Werner Güra est le plus à l'aise. Cette voix claire, parfaite, supérieurement projetée, vit ces lieder qui font partie de lui, de sa culture, de sa respiration. Karine Deshayes est plus discrète, équilibrant sa ligne vocale pour la fondre parmi ses partenaires, mais en prenant soin qu'on l'entende exactement. Elle y parvient, la voix épouse celle de Dessay au point, d'ailleurs, qu'au début on pourrait croire qu'elles ont échangé leurs tessitures. Ce que fait Deshayes est du grand art.
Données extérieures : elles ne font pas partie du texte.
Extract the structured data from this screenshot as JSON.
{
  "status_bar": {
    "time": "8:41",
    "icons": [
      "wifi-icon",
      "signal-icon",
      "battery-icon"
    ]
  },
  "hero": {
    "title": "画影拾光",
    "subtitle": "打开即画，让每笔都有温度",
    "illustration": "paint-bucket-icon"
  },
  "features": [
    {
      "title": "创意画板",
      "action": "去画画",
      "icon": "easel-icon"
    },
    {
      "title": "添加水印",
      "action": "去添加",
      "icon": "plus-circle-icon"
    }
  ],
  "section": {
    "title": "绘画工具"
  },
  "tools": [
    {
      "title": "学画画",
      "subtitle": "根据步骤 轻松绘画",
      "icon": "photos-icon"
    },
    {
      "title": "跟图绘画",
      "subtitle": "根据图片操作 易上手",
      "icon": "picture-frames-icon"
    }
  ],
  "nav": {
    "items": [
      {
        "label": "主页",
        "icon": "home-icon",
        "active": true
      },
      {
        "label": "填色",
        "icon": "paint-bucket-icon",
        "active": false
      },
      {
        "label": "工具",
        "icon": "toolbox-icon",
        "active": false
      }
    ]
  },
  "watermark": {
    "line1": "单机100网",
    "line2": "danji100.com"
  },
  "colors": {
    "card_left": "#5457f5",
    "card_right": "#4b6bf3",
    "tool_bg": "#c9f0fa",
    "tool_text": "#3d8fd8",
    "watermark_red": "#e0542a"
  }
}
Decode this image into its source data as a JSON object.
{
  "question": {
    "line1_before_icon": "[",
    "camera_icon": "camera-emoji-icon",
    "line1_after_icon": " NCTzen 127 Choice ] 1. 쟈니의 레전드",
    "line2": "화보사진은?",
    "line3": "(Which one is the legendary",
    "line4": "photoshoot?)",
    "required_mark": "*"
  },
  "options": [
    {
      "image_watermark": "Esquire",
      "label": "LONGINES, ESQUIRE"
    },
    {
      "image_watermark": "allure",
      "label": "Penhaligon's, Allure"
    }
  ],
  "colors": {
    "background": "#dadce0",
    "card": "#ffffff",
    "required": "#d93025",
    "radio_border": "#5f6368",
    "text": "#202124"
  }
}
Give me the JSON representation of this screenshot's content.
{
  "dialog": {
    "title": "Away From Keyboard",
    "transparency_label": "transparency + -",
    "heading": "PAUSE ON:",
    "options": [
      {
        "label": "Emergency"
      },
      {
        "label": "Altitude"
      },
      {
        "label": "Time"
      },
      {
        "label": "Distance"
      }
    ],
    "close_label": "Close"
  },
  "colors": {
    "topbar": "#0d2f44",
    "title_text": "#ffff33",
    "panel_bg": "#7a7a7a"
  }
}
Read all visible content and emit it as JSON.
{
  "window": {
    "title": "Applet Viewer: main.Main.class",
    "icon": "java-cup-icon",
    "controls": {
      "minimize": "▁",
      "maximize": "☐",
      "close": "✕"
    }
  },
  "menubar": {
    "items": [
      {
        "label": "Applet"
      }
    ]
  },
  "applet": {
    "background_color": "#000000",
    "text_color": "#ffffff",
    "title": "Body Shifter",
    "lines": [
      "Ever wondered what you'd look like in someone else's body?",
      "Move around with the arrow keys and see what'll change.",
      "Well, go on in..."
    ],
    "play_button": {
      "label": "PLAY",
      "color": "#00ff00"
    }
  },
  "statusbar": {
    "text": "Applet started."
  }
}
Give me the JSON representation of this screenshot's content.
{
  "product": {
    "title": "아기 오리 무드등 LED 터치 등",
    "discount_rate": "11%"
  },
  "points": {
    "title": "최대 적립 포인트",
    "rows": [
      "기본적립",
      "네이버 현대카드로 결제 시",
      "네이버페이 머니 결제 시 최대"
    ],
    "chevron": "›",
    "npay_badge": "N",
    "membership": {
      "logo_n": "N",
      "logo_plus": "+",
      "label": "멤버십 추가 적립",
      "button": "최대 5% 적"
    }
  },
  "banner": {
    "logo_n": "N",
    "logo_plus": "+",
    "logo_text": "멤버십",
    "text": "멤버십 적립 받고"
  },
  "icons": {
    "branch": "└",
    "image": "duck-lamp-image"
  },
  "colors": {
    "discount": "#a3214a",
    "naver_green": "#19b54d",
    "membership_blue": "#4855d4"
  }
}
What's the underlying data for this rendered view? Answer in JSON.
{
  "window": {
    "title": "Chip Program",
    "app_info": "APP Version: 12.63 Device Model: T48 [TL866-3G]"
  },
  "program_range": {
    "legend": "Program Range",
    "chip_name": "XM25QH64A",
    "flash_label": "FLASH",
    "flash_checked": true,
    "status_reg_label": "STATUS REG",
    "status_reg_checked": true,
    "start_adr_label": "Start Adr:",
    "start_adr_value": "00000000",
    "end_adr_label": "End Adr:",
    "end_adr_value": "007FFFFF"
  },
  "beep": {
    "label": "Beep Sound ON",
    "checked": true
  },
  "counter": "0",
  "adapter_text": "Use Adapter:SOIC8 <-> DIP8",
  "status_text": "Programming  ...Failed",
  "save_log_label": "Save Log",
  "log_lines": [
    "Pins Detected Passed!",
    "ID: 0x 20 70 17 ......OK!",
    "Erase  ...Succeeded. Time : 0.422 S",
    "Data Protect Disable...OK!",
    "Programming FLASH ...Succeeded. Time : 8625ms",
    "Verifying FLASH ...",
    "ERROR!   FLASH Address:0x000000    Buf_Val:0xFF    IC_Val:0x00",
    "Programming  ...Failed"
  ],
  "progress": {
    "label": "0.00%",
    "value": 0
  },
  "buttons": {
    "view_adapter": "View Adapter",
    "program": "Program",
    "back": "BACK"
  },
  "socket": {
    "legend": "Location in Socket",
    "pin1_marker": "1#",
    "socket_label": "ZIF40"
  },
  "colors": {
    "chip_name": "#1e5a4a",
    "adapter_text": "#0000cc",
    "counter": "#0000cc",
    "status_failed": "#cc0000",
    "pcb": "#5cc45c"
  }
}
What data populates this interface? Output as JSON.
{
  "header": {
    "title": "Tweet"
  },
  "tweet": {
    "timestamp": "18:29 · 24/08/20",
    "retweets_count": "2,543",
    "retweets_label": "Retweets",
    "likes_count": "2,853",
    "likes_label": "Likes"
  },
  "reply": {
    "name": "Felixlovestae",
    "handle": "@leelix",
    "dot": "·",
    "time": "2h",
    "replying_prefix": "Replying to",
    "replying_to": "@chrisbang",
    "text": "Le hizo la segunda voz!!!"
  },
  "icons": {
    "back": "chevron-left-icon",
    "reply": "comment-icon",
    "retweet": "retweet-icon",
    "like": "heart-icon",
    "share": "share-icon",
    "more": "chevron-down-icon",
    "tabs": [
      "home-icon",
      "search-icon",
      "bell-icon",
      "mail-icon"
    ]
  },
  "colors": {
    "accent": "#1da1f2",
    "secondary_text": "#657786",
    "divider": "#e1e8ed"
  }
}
"Brahms, il écrit des valses?"
Il faut souligner combien ces chanteurs trouvent, sans forcer, une complicité, eux qui sont des solistes avant tout. Et cela se fait naturellement, musicalement. Avec, cependant, un Laurent Naouri moins présent, par timidité peut-être, alors que la voix porte parfaitement dans les duos et dans le solo "Tes yeux noirs qui me regardent..." Et l'on entend alors la puissance de son timbre.
C'est Cédric Pescia qui a, au piano, la mélodie, la partie la plus brillante. Les merveilleuses "16 valses opus 39" avaient ouvert le concert, qui eût été trop bref sinon: les deux pianistes, à quatre mains, et là Cassard à la mélodie, tous deux l'élégance et la bonhomie mêmes! Le critique Eduard Hanslick s'était étonné: "Brahms, le sérieux, le taciturne, le protestant, il écrit des valses?" Mais Brahms était devenu viennois, cela s'appelait l'effet de Vienne.
Oui, et même des chants tziganes...
En bis, deux "Chants tziganes" où Dessay a la jolie idée de faire se retourner la troupe vers les spectateurs qui, à la Philharmonie, sont derrière la scène. Nous aurons donc vu les chanteurs de dos pendant quelques minutes. Le fondu des voix n'en souffrait pas.
Concert Brahms: 16 valses pour piano à quatre mains opus 39, Liebesliederwalzer opus 52, Neues Liebesliederwalzer opus 65. Natalie Dessay, soprano, Karine Deshayes, mezzo, Werner Güra, ténor, Laurent Naouri, baryton-basse, Philippe Cassard et Cédric Pescia, piano. Philharmonie de Paris le 23 janvier.